A pattern that has saved me hours: log the full response the agent received, not just a summary. The bug is almost always that the response was technically correct but the model interpreted it wrong, and you can't see that unless you can read what the model read.

The Spring Boot / Node.js patterns I actually use

A few concrete patterns I've landed on after building MCP servers in both ecosystems:

Co-locate tool definitions with their handlers. Don't put schemas in one file and implementations in another. The schema is the documentation the model reads; if they drift, the model lies to itself.

server.registerTool(
  "search_invoices",
  {
    description: "Search invoices by customer email, date range, or status. " +
                 "Returns at most 25 results — use cursor to paginate. " +
                 "For a single invoice by ID, use get_invoice instead.",
    inputSchema: {
      type: "object",
      properties: {
        customer_email: { type: "string", format: "email" },
        date_from: { type: "string", format: "date" },
        date_to: { type: "string", format: "date" },
        status: { type: "string", enum: ["paid", "unpaid", "void"] },
        cursor: { type: "string" },
      },
    },
  },
  async (args) => {
    // Implementation right here.
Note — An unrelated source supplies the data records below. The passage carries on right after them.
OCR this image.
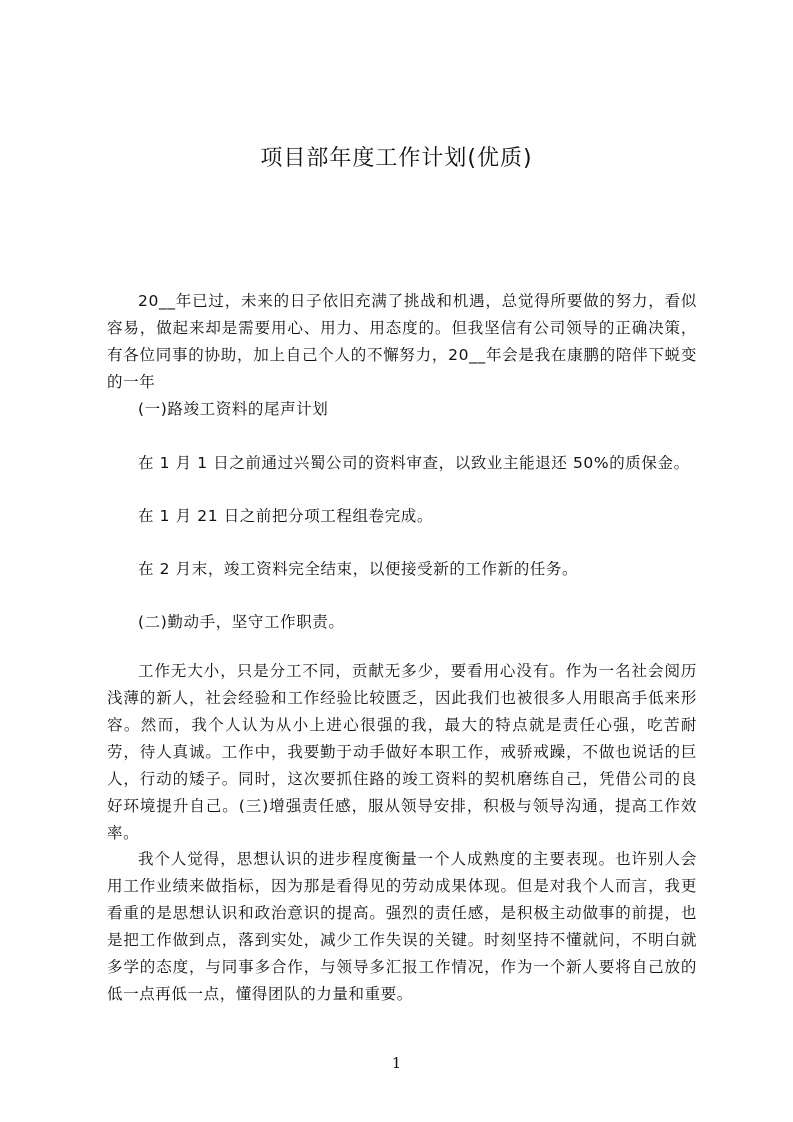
项目部年度工作计划(优质)

20__年已过，未来的日子依旧充满了挑战和机遇，总觉得所要做的努力，看似容易，做起来却是需要用心、用力、用态度的。但我坚信有公司领导的正确决策，有各位同事的协助，加上自己个人的不懈努力，20__年会是我在康鹏的陪伴下蜕变的一年

(一)路竣工资料的尾声计划

在 1 月 1 日之前通过兴蜀公司的资料审查，以致业主能退还 50%的质保金。

在 1 月 21 日之前把分项工程组卷完成。

在 2 月末，竣工资料完全结束，以便接受新的工作新的任务。

(二)勤动手，坚守工作职责。

工作无大小，只是分工不同，贡献无多少，要看用心没有。作为一名社会阅历浅薄的新人，社会经验和工作经验比较匮乏，因此我们也被很多人用眼高手低来形容。然而，我个人认为从小上进心很强的我，最大的特点就是责任心强，吃苦耐劳，待人真诚。工作中，我要勤于动手做好本职工作，戒骄戒躁，不做也说话的巨人，行动的矮子。同时，这次要抓住路的竣工资料的契机磨练自己，凭借公司的良好环境提升自己。(三)增强责任感，服从领导安排，积极与领导沟通，提高工作效率。

我个人觉得，思想认识的进步程度衡量一个人成熟度的主要表现。也许别人会用工作业绩来做指标，因为那是看得见的劳动成果体现。但是对我个人而言，我更看重的是思想认识和政治意识的提高。强烈的责任感，是积极主动做事的前提，也是把工作做到点，落到实处，减少工作失误的关键。时刻坚持不懂就问，不明白就多学的态度，与同事多合作，与领导多汇报工作情况，作为一个新人要将自己放的低一点再低一点，懂得团队的力量和重要。

1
One screen away from the schema.
  },
);

Make the tool layer a thin wrapper over a service layer. The same business logic that powers your REST API should power your MCP tools. The MCP layer's only jobs are: parameter validation, response shaping, error translation. If you find yourself writing business logic inside a tool handler, extract it.

Cap response sizes early. Every list-returning tool should have a hard cap (I use 25 by default) and an honest hint when there's more. Models that get a 4,000-row response don't gracefully summarize it — they crash the context window and the next turn is incoherent.
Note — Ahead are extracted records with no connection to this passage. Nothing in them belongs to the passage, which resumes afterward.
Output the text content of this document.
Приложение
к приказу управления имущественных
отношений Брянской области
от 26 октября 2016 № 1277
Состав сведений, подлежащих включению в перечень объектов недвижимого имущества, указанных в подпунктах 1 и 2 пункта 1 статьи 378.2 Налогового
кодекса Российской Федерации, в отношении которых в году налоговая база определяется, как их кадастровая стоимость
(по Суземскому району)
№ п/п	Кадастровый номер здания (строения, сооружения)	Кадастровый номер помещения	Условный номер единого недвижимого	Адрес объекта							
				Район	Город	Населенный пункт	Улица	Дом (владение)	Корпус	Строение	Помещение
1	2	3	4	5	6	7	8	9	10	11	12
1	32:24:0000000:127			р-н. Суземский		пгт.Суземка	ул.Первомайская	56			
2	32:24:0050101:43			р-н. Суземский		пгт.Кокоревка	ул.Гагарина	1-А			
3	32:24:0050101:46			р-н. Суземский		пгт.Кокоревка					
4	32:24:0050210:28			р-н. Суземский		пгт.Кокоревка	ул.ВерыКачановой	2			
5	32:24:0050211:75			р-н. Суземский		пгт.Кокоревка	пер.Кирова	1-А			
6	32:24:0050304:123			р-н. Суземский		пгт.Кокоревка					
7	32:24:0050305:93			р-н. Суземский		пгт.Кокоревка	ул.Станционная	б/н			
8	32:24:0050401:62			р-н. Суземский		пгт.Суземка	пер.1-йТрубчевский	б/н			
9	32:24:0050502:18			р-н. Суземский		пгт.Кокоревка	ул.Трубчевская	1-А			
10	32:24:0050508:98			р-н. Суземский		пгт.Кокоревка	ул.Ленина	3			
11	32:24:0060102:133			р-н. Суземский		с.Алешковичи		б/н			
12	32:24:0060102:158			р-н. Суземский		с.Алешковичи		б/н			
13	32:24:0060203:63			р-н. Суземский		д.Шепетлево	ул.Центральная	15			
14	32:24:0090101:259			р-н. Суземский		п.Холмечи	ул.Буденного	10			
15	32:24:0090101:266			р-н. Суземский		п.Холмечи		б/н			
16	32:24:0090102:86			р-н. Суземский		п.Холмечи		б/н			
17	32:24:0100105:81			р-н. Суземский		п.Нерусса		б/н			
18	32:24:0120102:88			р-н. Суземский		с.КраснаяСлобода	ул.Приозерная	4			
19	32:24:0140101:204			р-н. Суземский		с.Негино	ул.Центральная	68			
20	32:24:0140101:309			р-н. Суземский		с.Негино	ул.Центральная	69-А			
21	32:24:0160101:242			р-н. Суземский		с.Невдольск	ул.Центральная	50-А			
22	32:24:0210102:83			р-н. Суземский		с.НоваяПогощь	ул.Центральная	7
Version the server, not the tools. When you have to break a tool's shape, ship a new tool name (search_invoices_v2) and deprecate the old one for a release before removing it. Don't try to gate behavior on a protocol version — agent hosts don't reliably reason about that.

What to expose first

If you're standing up your team's first MCP server, the temptation is to expose everything. Don't.
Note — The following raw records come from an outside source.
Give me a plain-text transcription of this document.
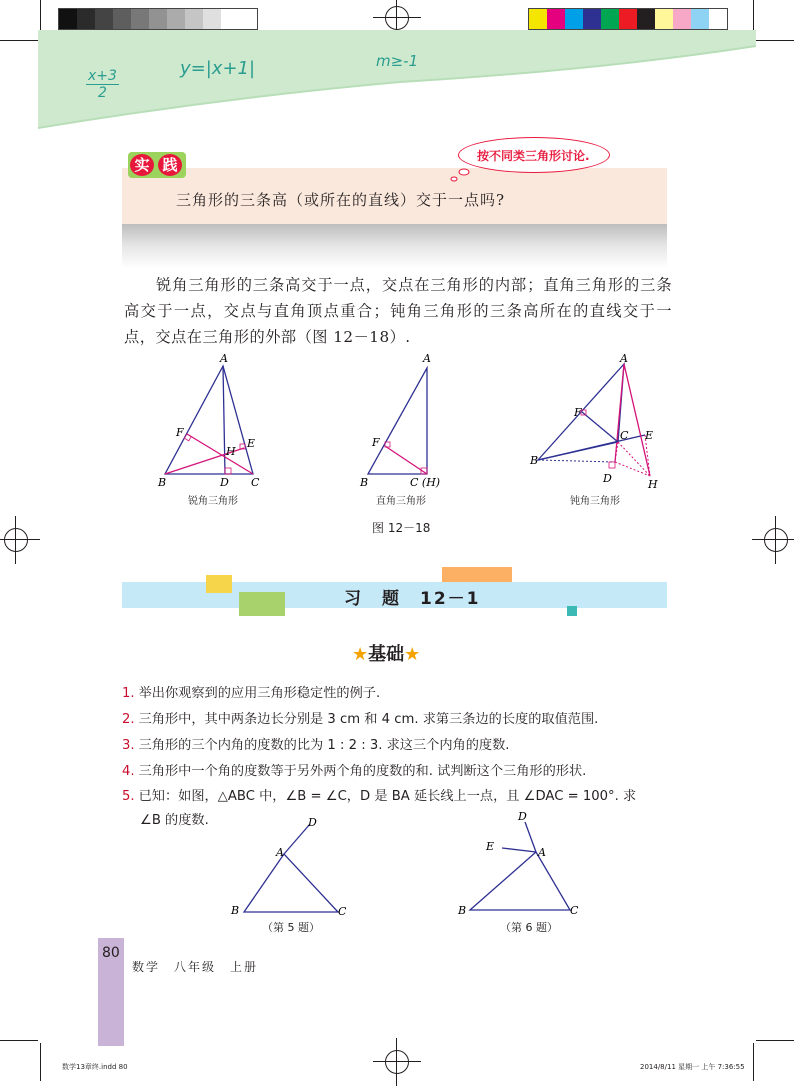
x+3
2
y=|x+1|	m≥-1
实 践
三角形的三条高（或所在的直线）交于一点吗?
按不同类三角形讨论.
锐角三角形的三条高交于一点，交点在三角形的内部；直角三角形的三条高交于一点，交点与直角顶点重合；钝角三角形的三条高所在的直线交于一点，交点在三角形的外部（图 12－18）.
A
B	C
D
F
H
E
A
B	C (H)
F
A
B
C E
D
F
H
锐角三角形	直角三角形	钝角三角形
图 12－18
习　题　12－1
★基础★
1. 举出你观察到的应用三角形稳定性的例子.
2. 三角形中，其中两条边长分别是 3 cm 和 4 cm. 求第三条边的长度的取值范围.
3. 三角形的三个内角的度数的比为 1 : 2 : 3. 求这三个内角的度数.
4. 三角形中一个角的度数等于另外两个角的度数的和. 试判断这个三角形的形状.
5. 已知：如图，△ABC 中，∠B = ∠C，D 是 BA 延长线上一点，且 ∠DAC = 100°. 求
∠B 的度数.	D
A
B	C
D
E	A
B	C
（第 5 题）	（第 6 题）
80
数学　八年级　上册
数学13章终.indd 80	2014/8/11 星期一 上午 7:36:55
Start with three to five tools that cover the most common manual queries your team runs against the system. The ones where someone Slack-pings the on-call engineer to look something up. Those queries are well-understood, the response shapes are stable, and the value is immediate — the agent stops being a curiosity and starts saving someone's afternoon.

The exposure expands from there. Read-only first. Mutations only after you've watched the read-only tools in production for a few weeks and have a feel for how models actually use them. Destructive operations last, behind an explicit confirmation pattern (return a "preview" first, require a second call with a confirmation token to commit).

The shortest version

MCP is a small protocol with a big design surface. The protocol is JSON-RPC; the work is what you expose and how.
Tool descriptions are your API quality. Write them for a model that has only the description and no other context.
Auth is the question with the worst answers — pick OAuth if the server will ever be shared, static keys only for single-tenant, no-auth only for local subprocesses.
Cap response sizes, log everything the agent saw, build cancellation in from day one.
Start with read-only tools that replace common Slack pings. Earn the right to ship mutations by watching the reads in production.

The interface you ship next year for your agents will be more critical than the interface you shipped this year for your frontends. Treat it like an API, not a hackathon project.